I have started taking supplements again, ginseng, zinc, etc. I am drinking Saint John’s wort tea, exercising daily, I have read several books on happiness, I have been reading a ton of books actually (53 and counting in 2021). I am eating way healthier than before. I have also told several people how bad it gets in my head. As you can imagine they were concerned and seriously bummed out. Depression is more contagious that the corona virus ever was. I have said no to a bunch of things I didn’t want to do. I have been more direct to people than I tend to be. Being coffee free also helps. A lot less cranky, better focus, I wake up rested. Am drinking more water than before.

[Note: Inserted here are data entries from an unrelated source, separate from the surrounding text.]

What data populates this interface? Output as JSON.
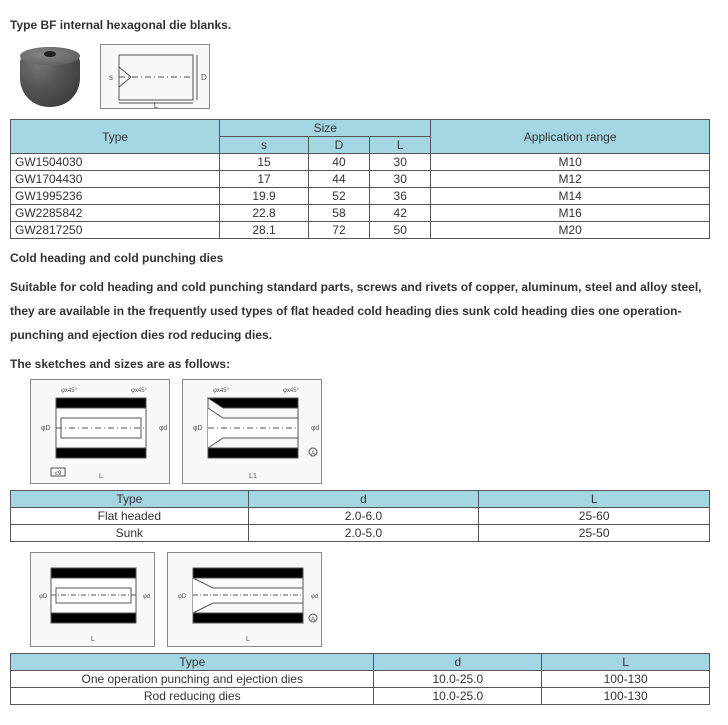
{
  "title1": "Type BF internal hexagonal die blanks.",
  "table1": {
    "headers": {
      "type": "Type",
      "size": "Size",
      "s": "s",
      "d": "D",
      "l": "L",
      "app": "Application range"
    },
    "rows": [
      {
        "type": "GW1504030",
        "s": "15",
        "d": "40",
        "l": "30",
        "app": "M10"
      },
      {
        "type": "GW1704430",
        "s": "17",
        "d": "44",
        "l": "30",
        "app": "M12"
      },
      {
        "type": "GW1995236",
        "s": "19.9",
        "d": "52",
        "l": "36",
        "app": "M14"
      },
      {
        "type": "GW2285842",
        "s": "22.8",
        "d": "58",
        "l": "42",
        "app": "M16"
      },
      {
        "type": "GW2817250",
        "s": "28.1",
        "d": "72",
        "l": "50",
        "app": "M20"
      }
    ]
  },
  "heading2": "Cold heading and cold punching dies",
  "para1": "Suitable for cold heading and cold punching standard parts, screws and rivets of copper, aluminum, steel and alloy steel, they are available in the frequently used types of flat headed cold heading dies sunk cold heading dies one operation-punching and ejection dies rod reducing dies.",
  "heading3": "The sketches and sizes are as follows:",
  "table2": {
    "headers": {
      "type": "Type",
      "d": "d",
      "l": "L"
    },
    "rows": [
      {
        "type": "Flat headed",
        "d": "2.0-6.0",
        "l": "25-60"
      },
      {
        "type": "Sunk",
        "d": "2.0-5.0",
        "l": "25-50"
      }
    ]
  },
  "table3": {
    "headers": {
      "type": "Type",
      "d": "d",
      "l": "L"
    },
    "rows": [
      {
        "type": "One operation punching and ejection dies",
        "d": "10.0-25.0",
        "l": "100-130"
      },
      {
        "type": "Rod reducing dies",
        "d": "10.0-25.0",
        "l": "100-130"
      }
    ]
  },
  "colors": {
    "header_bg": "#a4d5e2",
    "border": "#555555",
    "text": "#333333",
    "bg": "#ffffff"
  }
}
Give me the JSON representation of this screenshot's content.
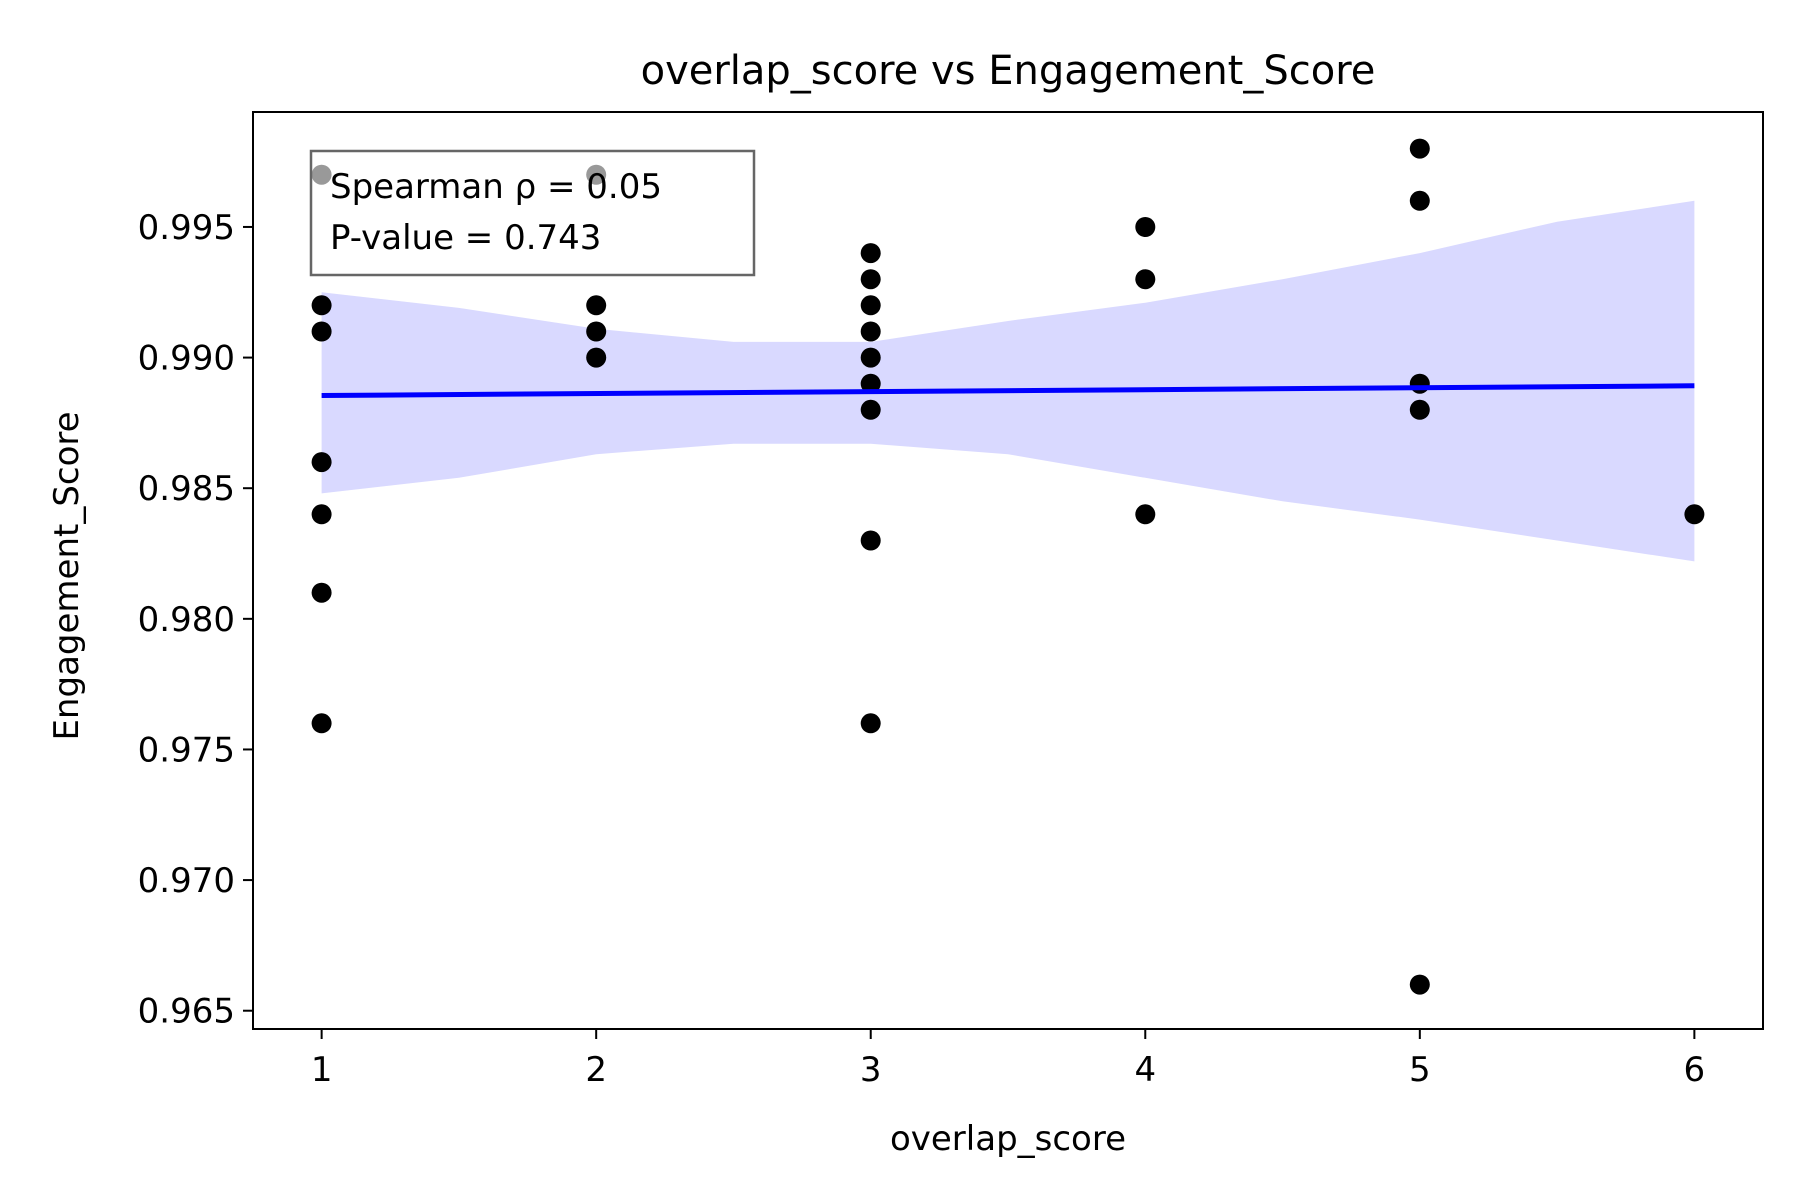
{
  "chart_data": {
    "type": "scatter",
    "title": "overlap_score vs Engagement_Score",
    "xlabel": "overlap_score",
    "ylabel": "Engagement_Score",
    "xlim": [
      0.75,
      6.25
    ],
    "ylim": [
      0.9643,
      0.9994
    ],
    "x_ticks": [
      1,
      2,
      3,
      4,
      5,
      6
    ],
    "x_tick_labels": [
      "1",
      "2",
      "3",
      "4",
      "5",
      "6"
    ],
    "y_ticks": [
      0.965,
      0.97,
      0.975,
      0.98,
      0.985,
      0.99,
      0.995
    ],
    "y_tick_labels": [
      "0.965",
      "0.970",
      "0.975",
      "0.980",
      "0.985",
      "0.990",
      "0.995"
    ],
    "grid": false,
    "points": [
      {
        "x": 1,
        "y": 0.997
      },
      {
        "x": 1,
        "y": 0.992
      },
      {
        "x": 1,
        "y": 0.991
      },
      {
        "x": 1,
        "y": 0.986
      },
      {
        "x": 1,
        "y": 0.984
      },
      {
        "x": 1,
        "y": 0.981
      },
      {
        "x": 1,
        "y": 0.976
      },
      {
        "x": 2,
        "y": 0.997
      },
      {
        "x": 2,
        "y": 0.992
      },
      {
        "x": 2,
        "y": 0.991
      },
      {
        "x": 2,
        "y": 0.99
      },
      {
        "x": 3,
        "y": 0.994
      },
      {
        "x": 3,
        "y": 0.993
      },
      {
        "x": 3,
        "y": 0.992
      },
      {
        "x": 3,
        "y": 0.991
      },
      {
        "x": 3,
        "y": 0.99
      },
      {
        "x": 3,
        "y": 0.989
      },
      {
        "x": 3,
        "y": 0.988
      },
      {
        "x": 3,
        "y": 0.983
      },
      {
        "x": 3,
        "y": 0.976
      },
      {
        "x": 4,
        "y": 0.995
      },
      {
        "x": 4,
        "y": 0.993
      },
      {
        "x": 4,
        "y": 0.984
      },
      {
        "x": 5,
        "y": 0.998
      },
      {
        "x": 5,
        "y": 0.996
      },
      {
        "x": 5,
        "y": 0.989
      },
      {
        "x": 5,
        "y": 0.988
      },
      {
        "x": 5,
        "y": 0.966
      },
      {
        "x": 6,
        "y": 0.984
      }
    ],
    "regression_line": {
      "x": [
        1,
        6
      ],
      "y": [
        0.98855,
        0.98892
      ],
      "color": "#0000ff"
    },
    "confidence_band": {
      "x": [
        1,
        1.5,
        2,
        2.5,
        3,
        3.5,
        4,
        4.5,
        5,
        5.5,
        6
      ],
      "upper": [
        0.9925,
        0.9919,
        0.9911,
        0.9906,
        0.9906,
        0.9914,
        0.9921,
        0.993,
        0.994,
        0.9952,
        0.996
      ],
      "lower": [
        0.9848,
        0.9854,
        0.9863,
        0.9867,
        0.9867,
        0.9863,
        0.9854,
        0.9845,
        0.9838,
        0.983,
        0.9822
      ],
      "color": "#d9d9ff"
    },
    "annotation": {
      "lines": [
        "Spearman ρ = 0.05",
        "P-value = 0.743"
      ],
      "placement": "top-left"
    },
    "colors": {
      "points": "#000000",
      "line": "#0000ff",
      "band": "#d9d9ff",
      "annotation_border": "#666666"
    }
  }
}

I have kicked several people out of my life. Not because they did something nasty, but because we were interacting on a level that benefited nobody. A connection that doesn’t satisfy you is like eating something tasteless when you’re craving delicious food.
I have also added cold showers to my routine. They may work like electroshocks.
That’s not all I have been doing, just the more obvious ones.
Am not saying am fine now or that my life is now perfect and I have turned into Mr Joie de Vivre, but DOING something about it, at least feels empowering.